The Kilim Isolation-Typed Actor system for Java is one implementation of this idea. Kilim supports the idea of “linear ownership transfer”: only one actor can ever see any particular object graph in the system, and object graphs can be transferred wholesale to other actors, but cannot be shared. For more information on the messaging model in Kilim, I definitely suggest you check out the portion of Kilim-creator Sriram Srinivasan’s talk on the isolation system Kilim uses for its messages.
Another language that supports this approach to ownership transfer is Go. References passed across channels between goroutines change ownership. For more information on how this works in Go, I recommend checking out Share Memory By Communicating from the Go documentation. (Edit: I have been informed that Go doesn’t have a real ownership transfer system and that the idea of ownership is more of a metaphor, which means the safety guarantees around concurrent mutation are as nonexistent as they are in Ruby/Celluloid)
Ruby could support a similar system with only a handful of methods. We could imagine Object#isolate. Like the other methods I’ve described in this post, this method would need to do a deep traversal of all references, isolating them as well so as to isolate the entire object graph.
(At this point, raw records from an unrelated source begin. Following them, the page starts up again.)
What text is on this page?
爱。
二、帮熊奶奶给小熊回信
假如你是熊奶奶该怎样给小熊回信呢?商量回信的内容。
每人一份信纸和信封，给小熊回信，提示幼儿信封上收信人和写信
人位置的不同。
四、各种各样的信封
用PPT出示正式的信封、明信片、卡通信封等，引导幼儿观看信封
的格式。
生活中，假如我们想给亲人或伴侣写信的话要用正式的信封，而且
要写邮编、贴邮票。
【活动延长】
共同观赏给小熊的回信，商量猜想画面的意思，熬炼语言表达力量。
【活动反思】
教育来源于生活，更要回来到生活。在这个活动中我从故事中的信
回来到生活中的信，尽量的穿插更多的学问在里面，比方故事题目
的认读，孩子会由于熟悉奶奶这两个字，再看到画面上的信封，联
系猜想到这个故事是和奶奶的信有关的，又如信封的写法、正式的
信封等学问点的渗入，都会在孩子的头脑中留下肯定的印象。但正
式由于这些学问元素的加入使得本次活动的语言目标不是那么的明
Moreover, to be truly effective, isolation would have to apply to any object that an isolated object came in contact with. If we add an object to an isolated array, the object we added would also need to be isolated to be safe. This would also have to apply to any objects referenced from the object we’re adding to the isolated aggregate. Isolation would have to spread like a virus from object-to-object, or otherwise we’d have leaky bits of our isolated aggregate which could be concurrently accessed or mutated without errors.
If a reference to an isolated object were to ever leak out to another thread, and that thread tried to reference it in any way, the system would raise an OwnershipError informing you that an unpermitted cross-thread object access was performed. This would prevent any concurrent access or mutation errors by simply making any cross-thread access to objects without an explicit transfer of ownership an error.
To pass ownership to another thread, we could use a method like Thread#transfer_ownership(obj) which would raise OwnershipError unless we owned the object graph rooted in obj. Otherwise, we’ve just given control of the object graph to another thread, and any subsequent accesses by ourselves will result in OwnershipError. If we ever want to get it back again, we will have to hand the reference off to that other thread, and the other thread must explicitly transfer control of the object graph back to us.